I've been watching my boys' online behavior and noticed that social media and vloggers are actively laying groundwork in white teens to turn them into alt-right/white supremacists. Here's how:
It's a system I believe is purposefully created to disillusion white boys away from progressive/liberal perspectives.
First, the boys are inundated by memes featuring subtly racist, sexist, homophobic, anti-Semitic jokes. Being kids, they don't see the nuance and repeat/share.
Then they're called out for these jokes/phrases/memes by parents, teachers, kids (mostly girls) at school and online. The boys then feel shame and embarrassment - and shame is the force that, I believe, leads people to their worst decisions.
The second step is the boys consuming media with the "people are too sensitive" and "you can't say anything anymore!" themes. For these boys, this will ring true - they're getting in trouble for "nothing". This narrative allows boys to shed the shame - replacing it w/anger.
And who is their anger with? Women, feminists, liberals, people of color, gay folks, etc etc. So-called snowflakes. And nobody is there to dismantle the "snowflake" fallacy.
These boys are being set up - they're placed like baseballs on a tee and hit right out of the park.
And NOBODY seems to notice this happening - except, it seems, moms of teenage girls who see the bizarre harassment their daughters endure. And, of course, moms like me who stalk our sons' social media.
These are often boys from progressive or moderate families - but their online behavior and viewing habits are often ignored.
Here's an early red flag: if your kid says "triggered" as a joke referring to people being sensitive, he's already being exposed and on his way.
Intervene!
Look through his Instagram Explore screen with him.
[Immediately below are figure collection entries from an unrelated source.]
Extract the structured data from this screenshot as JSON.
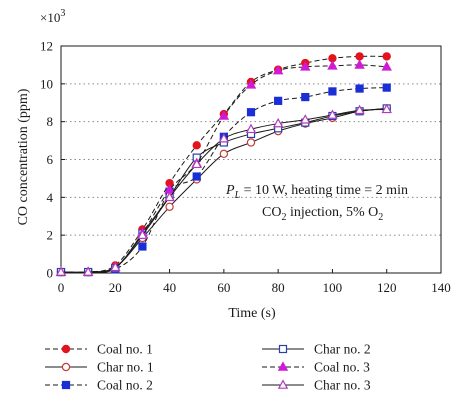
{
  "chart_data": {
    "type": "line",
    "xlabel": "Time (s)",
    "ylabel": "CO concentration (ppm)",
    "y_multiplier": "×10",
    "y_multiplier_exp": "3",
    "xlim": [
      0,
      140
    ],
    "ylim": [
      0,
      12
    ],
    "xticks": [
      0,
      20,
      40,
      60,
      80,
      100,
      120,
      140
    ],
    "yticks": [
      0,
      2,
      4,
      6,
      8,
      10,
      12
    ],
    "grid": "horizontal dotted",
    "legend_position": "bottom, below plot",
    "annotation_line1": {
      "var": "P",
      "sub": "L",
      "text": " = 10 W, heating time = 2 min"
    },
    "annotation_line2": {
      "pre": "CO",
      "sub1": "2",
      "mid": " injection, 5% O",
      "sub2": "2"
    },
    "series": [
      {
        "name": "Coal no. 1",
        "line": "dashed",
        "marker": "circle-filled",
        "color": "#e3141e",
        "x": [
          0,
          10,
          20,
          30,
          40,
          50,
          60,
          70,
          80,
          90,
          100,
          110,
          120
        ],
        "y": [
          0.05,
          0.05,
          0.4,
          2.3,
          4.75,
          6.75,
          8.4,
          10.1,
          10.75,
          11.1,
          11.35,
          11.45,
          11.45
        ]
      },
      {
        "name": "Char no. 1",
        "line": "solid",
        "marker": "circle-open",
        "color": "#c43a3a",
        "x": [
          0,
          10,
          20,
          30,
          40,
          50,
          60,
          70,
          80,
          90,
          100,
          110,
          120
        ],
        "y": [
          0.05,
          0.05,
          0.3,
          1.85,
          3.5,
          4.95,
          6.3,
          6.9,
          7.5,
          7.9,
          8.2,
          8.55,
          8.7
        ]
      },
      {
        "name": "Coal no. 2",
        "line": "dashed",
        "marker": "square-filled",
        "color": "#1a2fd6",
        "x": [
          0,
          10,
          20,
          30,
          40,
          50,
          60,
          70,
          80,
          90,
          100,
          110,
          120
        ],
        "y": [
          0.05,
          0.05,
          0.2,
          1.4,
          4.3,
          5.1,
          7.2,
          8.5,
          9.1,
          9.3,
          9.6,
          9.75,
          9.8
        ]
      },
      {
        "name": "Char no. 2",
        "line": "solid",
        "marker": "square-open",
        "color": "#2a3fae",
        "x": [
          0,
          10,
          20,
          30,
          40,
          50,
          60,
          70,
          80,
          90,
          100,
          110,
          120
        ],
        "y": [
          0.05,
          0.05,
          0.25,
          2.1,
          4.05,
          6.1,
          6.9,
          7.35,
          7.65,
          7.95,
          8.3,
          8.55,
          8.7
        ]
      },
      {
        "name": "Coal no. 3",
        "line": "dashed",
        "marker": "triangle-filled",
        "color": "#d01ad8",
        "x": [
          0,
          10,
          20,
          30,
          40,
          50,
          60,
          70,
          80,
          90,
          100,
          110,
          120
        ],
        "y": [
          0.05,
          0.05,
          0.3,
          2.1,
          4.4,
          5.8,
          8.3,
          9.95,
          10.7,
          10.9,
          10.95,
          11.0,
          10.9
        ]
      },
      {
        "name": "Char no. 3",
        "line": "solid",
        "marker": "triangle-open",
        "color": "#b03cb8",
        "x": [
          0,
          10,
          20,
          30,
          40,
          50,
          60,
          70,
          80,
          90,
          100,
          110,
          120
        ],
        "y": [
          0.05,
          0.05,
          0.3,
          2.0,
          4.0,
          5.75,
          7.1,
          7.6,
          7.9,
          8.1,
          8.35,
          8.6,
          8.65
        ]
      }
    ]
  }
}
Explain what's underlying those memes. Explain why "triggered" isn't a joke, what a PTSD trigger is actually like. Evoke empathy without shaming him.
Remind him you know he's a good person, but explain how propaganda works. Propaganda makes extreme points of view seem normal by small amounts of exposure over time - all for the purpose of converting people to more extremist points of view.That desensitizing bit, that repeating of propaganda, the constant "lighten up" admonishments we've heard for decades about rape jokes and racist jokes... Sound familiar?
Use my baseball analogy, if you want. Tell your son that he doesn't have to be anybody's fool. Teenagers have an innate drive toward independence, and once this system is exposed, they're likely to start questioning the memes and vloggers' intentions.
Tell them you are always there, not judging, to look at content and try to spot the lie - no judgment. Then don't judge!
You can also watch political comedy shows with him, like Trevor Noah, John Oliver, Hasan Minhaj. Talk about what makes their jokes funny - who are the butt of the jokes? Do they "punch up" or down? Our boys want funny guys to relate to. Give them John Mulaney, Hannibal Burress, Hasan Minhaj, Neal Brennan, Dave Chappelle ... then TALK TO YOUR SONS about that funny shit. Break it down. (Also give them women comics, obviously, but that's beside the point here).
Show them that progressive comedy isn't about being "politically correct" or safe. It's often about exposing oppressive systems - which is the furthest thing from "safe" or delicate as you can get.
Disprove this "snowflake" garbage once and for all. Ask your son: Who is more of a delicate "snowflake" - the person who gets offended by racism/sexism and actively wants to help end bigotry? Or the person who is offended by people saying happy holidays instead of merry Christmas?
Above all, we need to stay engaged and challenge our kids without shaming them.
I'm lucky, my kids are smart and have a smart, critical, progressive dad who isn't afraid to call bullshit when he sees it.
But I've seen SO MANY white boys falling prey to this system. So beware.